Palma fue una ciudad amurallada que dejó de serlo hace unos cien años. Alcaldes y concejales del momento consideraron que para que la capital mallorquina creciera en igualdad de condiciones, tenían que desaparecer las murallas que durante dos mil años habían protegido a la población. Nuestros antepasados políticos pensaban que aquellas paredes avejentadas ya no tenían utilidad y que sus piedras podían ser recicladas para cubrir los fosos que circundaban el perímetro y para otros destinos más lucrativos.
El ilustre Eusebio Estada (1843-1917) fue uno de los que con más ímpetu luchó por la caída de las murallas de su ciudad. En su obra, La ciudad de Palma.

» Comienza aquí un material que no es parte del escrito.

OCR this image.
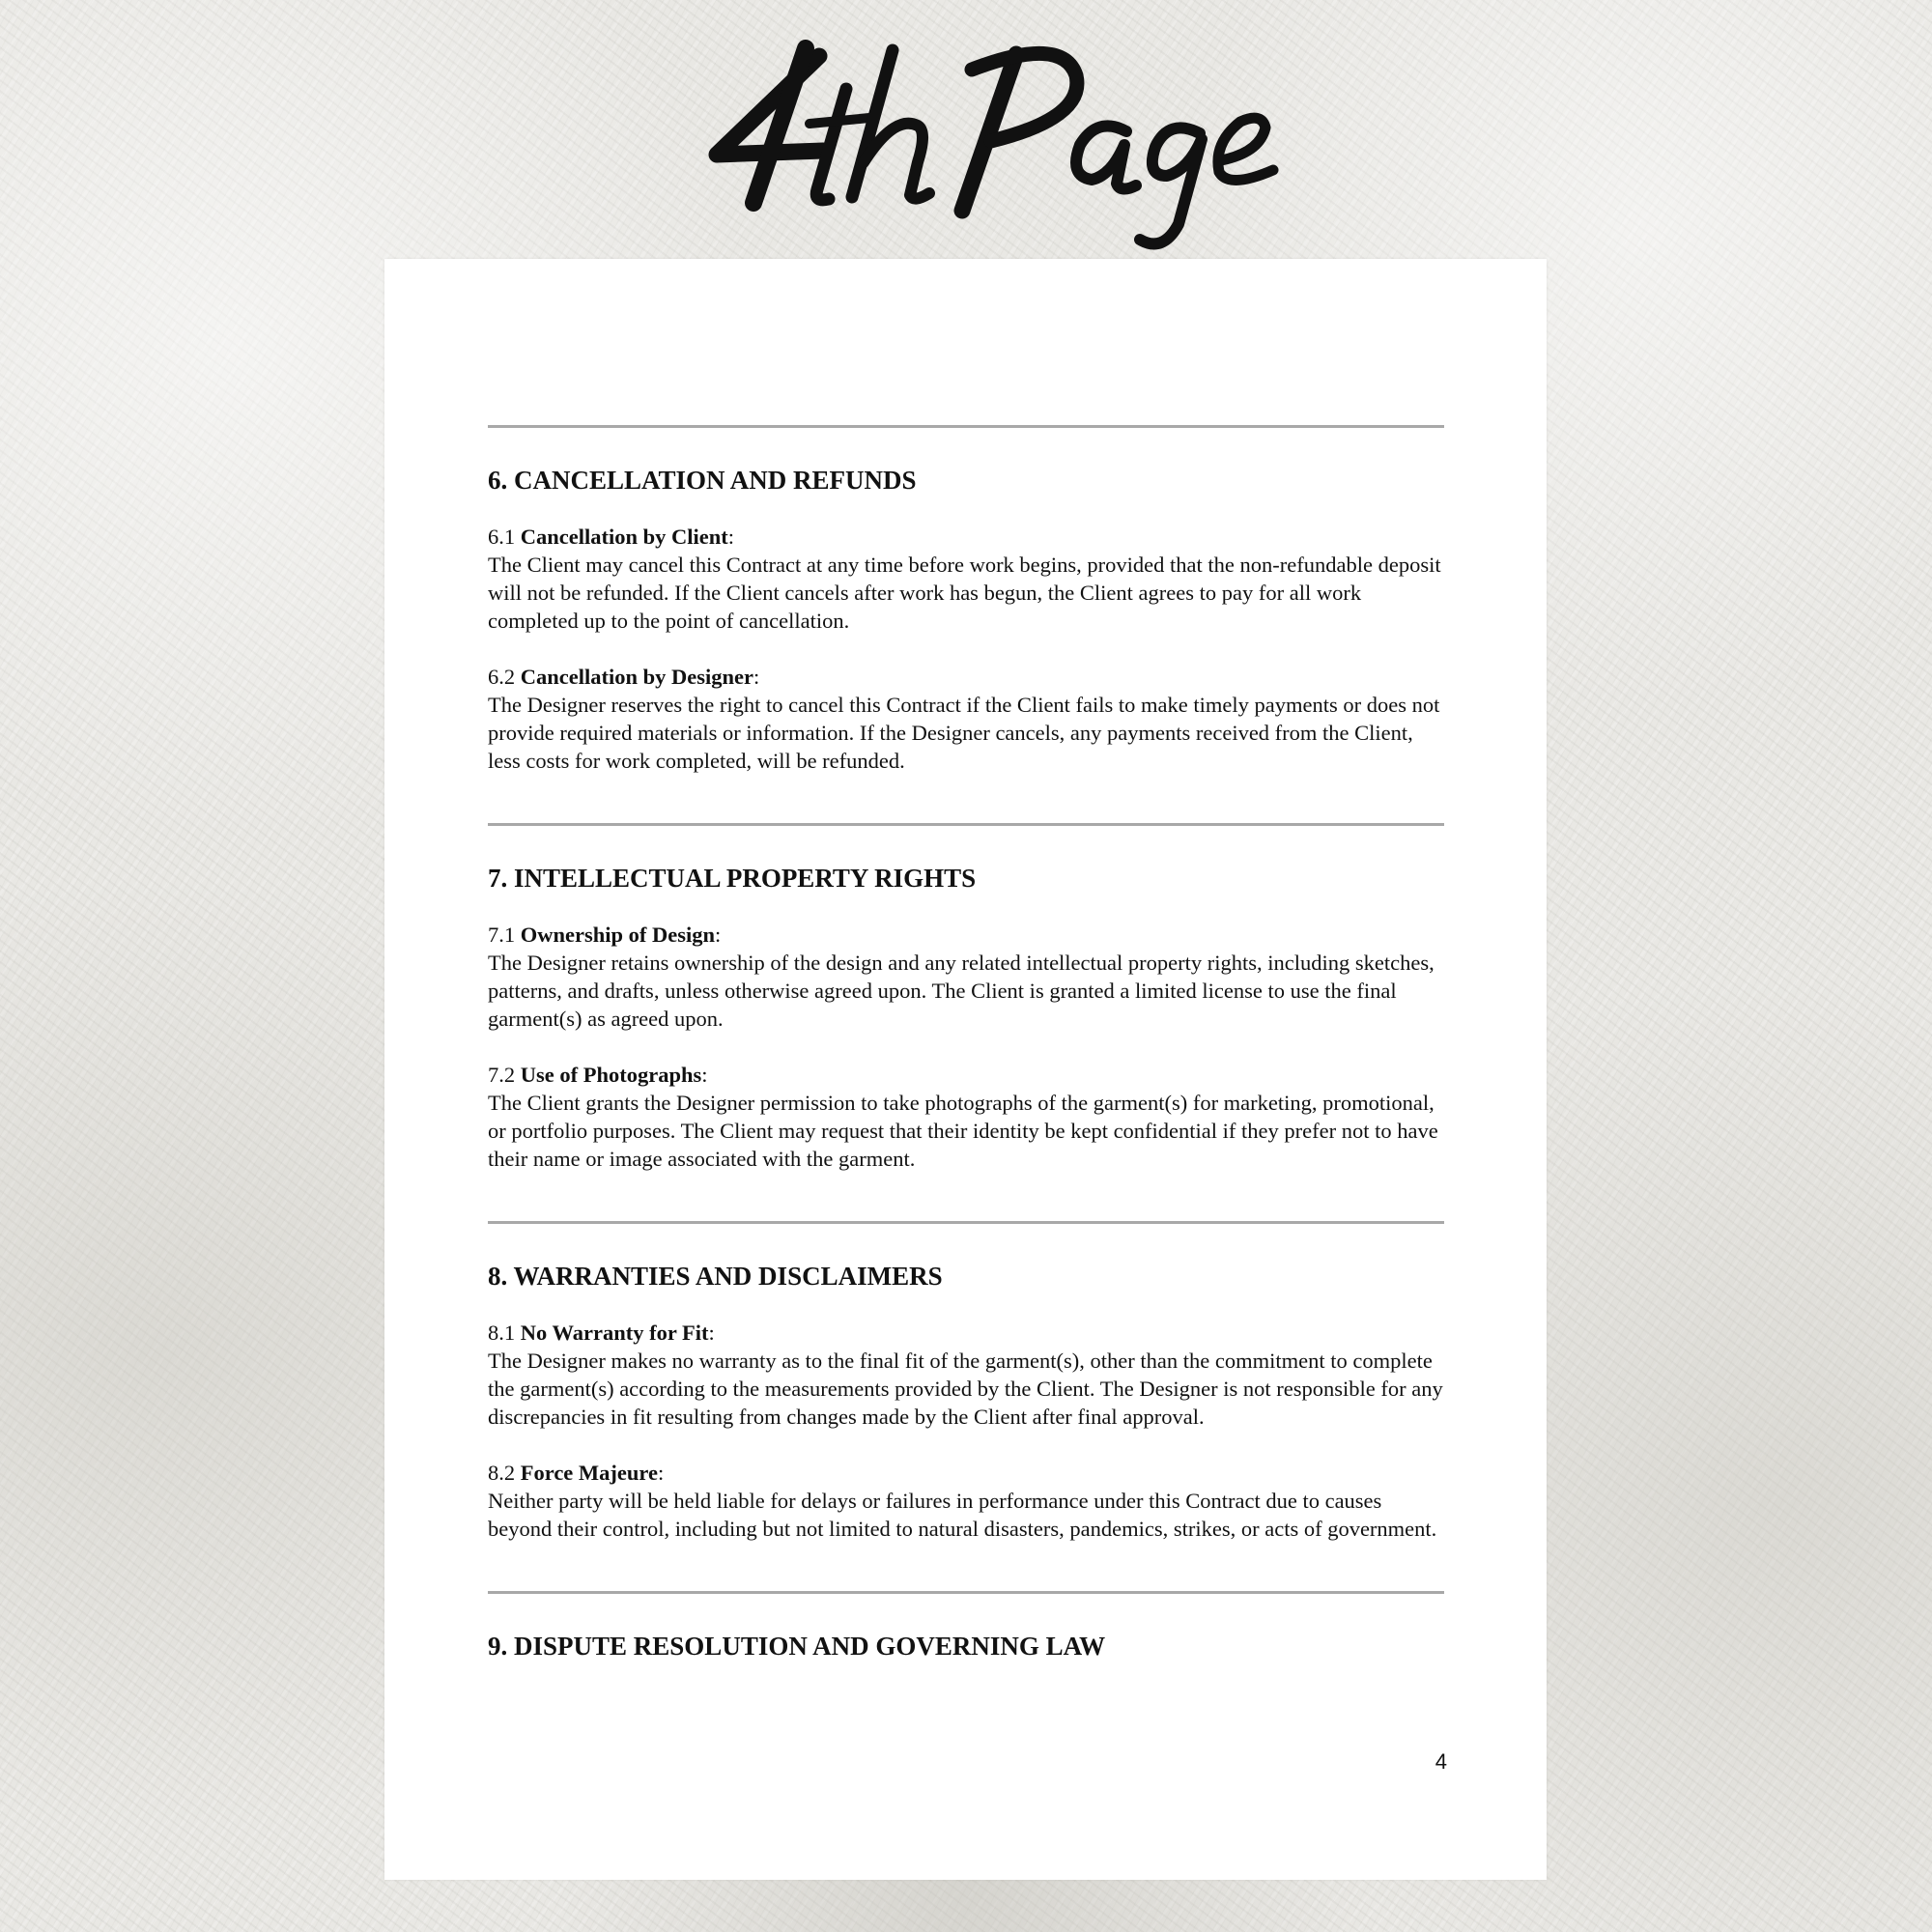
6. CANCELLATION AND REFUNDS
6.1 Cancellation by Client:
The Client may cancel this Contract at any time before work begins, provided that the non-refundable deposit will not be refunded. If the Client cancels after work has begun, the Client agrees to pay for all work completed up to the point of cancellation.
6.2 Cancellation by Designer:
The Designer reserves the right to cancel this Contract if the Client fails to make timely payments or does not provide required materials or information. If the Designer cancels, any payments received from the Client, less costs for work completed, will be refunded.
7. INTELLECTUAL PROPERTY RIGHTS
7.1 Ownership of Design:
The Designer retains ownership of the design and any related intellectual property rights, including sketches, patterns, and drafts, unless otherwise agreed upon. The Client is granted a limited license to use the final garment(s) as agreed upon.
7.2 Use of Photographs:
The Client grants the Designer permission to take photographs of the garment(s) for marketing, promotional, or portfolio purposes. The Client may request that their identity be kept confidential if they prefer not to have their name or image associated with the garment.
8. WARRANTIES AND DISCLAIMERS
8.1 No Warranty for Fit:
The Designer makes no warranty as to the final fit of the garment(s), other than the commitment to complete the garment(s) according to the measurements provided by the Client. The Designer is not responsible for any discrepancies in fit resulting from changes made by the Client after final approval.
8.2 Force Majeure:
Neither party will be held liable for delays or failures in performance under this Contract due to causes beyond their control, including but not limited to natural disasters, pandemics, strikes, or acts of government.
9. DISPUTE RESOLUTION AND GOVERNING LAW
4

Su industria, sus fortificaciones, sus condiciones sanitarias y su ensanche (1885), reivindicó el derribo de las murallas por el derecho a incluir los ensanches en la urbe. Otros lo habían propuesto antes y otros lo ejecutaron después. Su plan –como el de Josué a su llegada a Jericó– fue determinante en la demolición. Hoy Estada da nombre a una de las arterias que confluyen en la plaza de España y a nadie se le ocurre retirar del callejero las placas con su identidad.
De aquellas murallas quedan algunos restos, baluartes, torreones y fosos, pero el holocausto urbanístico se consumó con la desaparición del noventa por ciento de su recorrido. Resulta difícil de imaginar cómo sería hoy una Palma amurallada como Ávila o Alcúdia, para no ir muy lejos. Tenemos que recurrir a grabados medievales y mapas seculares para imaginarnos una ciudad coronada con defensas y bastiones, puertas porticadas y plazas de recepción. Durante casi dos mil años, nuestros antepasados supieron convivir con murallas romanas, musulmanas y medievales, hasta que políticos ilustrados –de esos que confunden lo antiguo con lo viejo– convinieron que era mejor enterrar las piedras de la historia.